Heterogeneous Parallelism for Multimodal Large Language Model Training
Pith reviewed 2026-06-29 18:39 UTC · model grok-4.3
The pith
Multimodal LLMs can assign independent parallelism layouts to encoders and core models, raising TFLOPS per GPU by up to 49.3 percent on shared GPUs.
A machine-rendered reading of the paper's core claim, the machinery that carries it, and where it could break.
Core claim
Heterogeneous parallelism lets modules in one end-to-end graph use independent layouts and rank placements. Boundary communicators implement forward and backward layout transforms that preserve tensor semantics across those layouts. The design supports colocated execution on shared GPUs and non-colocated execution on disjoint rank sets, with added scheduling logic for each mode. Evaluation across multimodal workloads and GPU scales shows colocated heterogeneity improves TFLOPS per GPU by up to 49.3 percent while non-colocated heterogeneity improves aggregate token throughput by up to 13.0 percent and TFLOPS per GPU by up to 9.6 percent, with loss convergence parity to homogeneous baselines.
What carries the argument
Boundary communicators that materialize forward activations for the destination layout and route backward gradients back to the source layout.
If this is right
- Colocated heterogeneous configurations can raise TFLOPS per GPU by up to 49.3 percent.

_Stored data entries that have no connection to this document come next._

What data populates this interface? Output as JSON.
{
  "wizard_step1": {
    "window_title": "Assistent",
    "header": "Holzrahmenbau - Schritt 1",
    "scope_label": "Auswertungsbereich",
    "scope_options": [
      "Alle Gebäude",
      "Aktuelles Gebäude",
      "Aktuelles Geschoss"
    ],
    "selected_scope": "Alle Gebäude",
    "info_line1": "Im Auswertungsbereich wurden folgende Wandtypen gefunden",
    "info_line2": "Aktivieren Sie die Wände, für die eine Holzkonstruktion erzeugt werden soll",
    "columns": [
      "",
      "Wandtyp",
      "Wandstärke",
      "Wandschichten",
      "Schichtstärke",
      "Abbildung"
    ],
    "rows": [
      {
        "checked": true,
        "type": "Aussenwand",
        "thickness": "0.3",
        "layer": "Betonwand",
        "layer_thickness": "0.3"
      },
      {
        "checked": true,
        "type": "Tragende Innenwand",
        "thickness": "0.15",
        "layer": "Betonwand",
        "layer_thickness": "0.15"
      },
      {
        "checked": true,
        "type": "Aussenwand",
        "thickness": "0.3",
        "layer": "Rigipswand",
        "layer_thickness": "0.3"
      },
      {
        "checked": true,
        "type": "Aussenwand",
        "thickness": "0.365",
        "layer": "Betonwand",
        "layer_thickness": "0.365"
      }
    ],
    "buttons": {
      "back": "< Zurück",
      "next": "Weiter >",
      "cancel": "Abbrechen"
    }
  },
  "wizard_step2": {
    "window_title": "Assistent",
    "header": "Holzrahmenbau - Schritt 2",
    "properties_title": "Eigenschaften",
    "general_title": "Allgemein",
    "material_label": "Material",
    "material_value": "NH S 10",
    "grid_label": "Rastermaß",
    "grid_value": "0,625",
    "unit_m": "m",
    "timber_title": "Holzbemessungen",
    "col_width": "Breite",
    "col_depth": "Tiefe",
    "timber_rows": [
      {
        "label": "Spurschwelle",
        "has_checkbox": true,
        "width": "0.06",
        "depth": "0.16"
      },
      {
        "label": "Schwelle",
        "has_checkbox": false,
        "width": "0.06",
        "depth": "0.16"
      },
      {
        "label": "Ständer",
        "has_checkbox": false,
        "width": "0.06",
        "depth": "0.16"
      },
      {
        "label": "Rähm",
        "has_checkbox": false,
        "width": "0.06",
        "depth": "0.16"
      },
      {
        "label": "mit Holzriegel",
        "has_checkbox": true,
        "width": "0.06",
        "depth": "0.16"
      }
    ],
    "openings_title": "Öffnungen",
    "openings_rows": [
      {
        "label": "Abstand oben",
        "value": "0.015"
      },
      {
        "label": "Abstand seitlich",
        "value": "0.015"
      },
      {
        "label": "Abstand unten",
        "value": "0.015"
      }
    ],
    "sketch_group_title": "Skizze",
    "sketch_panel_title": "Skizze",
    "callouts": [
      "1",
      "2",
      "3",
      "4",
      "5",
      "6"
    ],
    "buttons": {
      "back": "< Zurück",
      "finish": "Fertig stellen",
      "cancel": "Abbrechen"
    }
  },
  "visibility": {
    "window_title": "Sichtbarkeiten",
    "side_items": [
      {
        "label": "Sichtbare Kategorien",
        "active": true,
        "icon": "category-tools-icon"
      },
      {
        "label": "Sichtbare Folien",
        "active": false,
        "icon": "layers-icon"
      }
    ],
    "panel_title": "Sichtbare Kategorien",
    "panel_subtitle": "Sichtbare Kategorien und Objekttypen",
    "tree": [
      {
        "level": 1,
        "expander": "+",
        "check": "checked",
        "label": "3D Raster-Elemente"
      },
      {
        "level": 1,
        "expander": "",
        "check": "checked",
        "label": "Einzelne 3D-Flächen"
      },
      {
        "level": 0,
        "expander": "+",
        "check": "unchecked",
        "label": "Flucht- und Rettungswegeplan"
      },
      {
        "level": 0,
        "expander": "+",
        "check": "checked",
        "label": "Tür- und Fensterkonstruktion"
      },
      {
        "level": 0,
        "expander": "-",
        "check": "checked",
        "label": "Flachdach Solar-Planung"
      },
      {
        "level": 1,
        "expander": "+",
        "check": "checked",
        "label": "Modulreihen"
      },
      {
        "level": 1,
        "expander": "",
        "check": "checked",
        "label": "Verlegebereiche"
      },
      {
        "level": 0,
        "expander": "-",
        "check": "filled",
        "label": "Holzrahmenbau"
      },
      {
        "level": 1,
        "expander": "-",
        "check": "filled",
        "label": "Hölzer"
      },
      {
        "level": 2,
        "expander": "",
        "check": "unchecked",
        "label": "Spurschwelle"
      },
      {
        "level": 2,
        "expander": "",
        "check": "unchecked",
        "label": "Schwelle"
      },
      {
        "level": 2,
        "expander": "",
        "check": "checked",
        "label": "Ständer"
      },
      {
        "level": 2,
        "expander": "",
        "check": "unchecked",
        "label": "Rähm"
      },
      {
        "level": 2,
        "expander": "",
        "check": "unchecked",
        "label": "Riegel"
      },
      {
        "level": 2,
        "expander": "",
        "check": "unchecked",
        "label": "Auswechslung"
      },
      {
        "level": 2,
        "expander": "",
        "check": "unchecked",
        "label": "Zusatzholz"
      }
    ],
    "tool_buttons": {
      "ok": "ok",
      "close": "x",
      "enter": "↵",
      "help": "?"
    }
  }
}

- Non-colocated heterogeneous configurations can raise aggregate token throughput by up to 13.0 percent.
- Non-colocated heterogeneous configurations can raise TFLOPS per GPU by up to 9.6 percent.
- Loss convergence remains equivalent to homogeneous baselines across the tested workloads.
- The gains appear across different multimodal workloads and GPU cluster scales.
Where Pith is reading between the lines
- The same boundary handling could be tested on models that contain more than two distinct modules, such as separate vision, audio, and language components.
- Dynamic rank allocation that assigns hardware clusters sized to each module's optimal layout becomes feasible once boundary costs are controlled.
- The approach may reduce the hardware homogeneity requirement for large training runs when modules have mismatched scaling needs.
Load-bearing premise
Boundary communicators can move activations and gradients between independent layouts without introducing correctness errors or prohibitive overhead.
What would settle it
An experiment that applies heterogeneous layouts to a multimodal workload and measures either higher final loss than the matched homogeneous run or no gain in TFLOPS per GPU would falsify the performance claims.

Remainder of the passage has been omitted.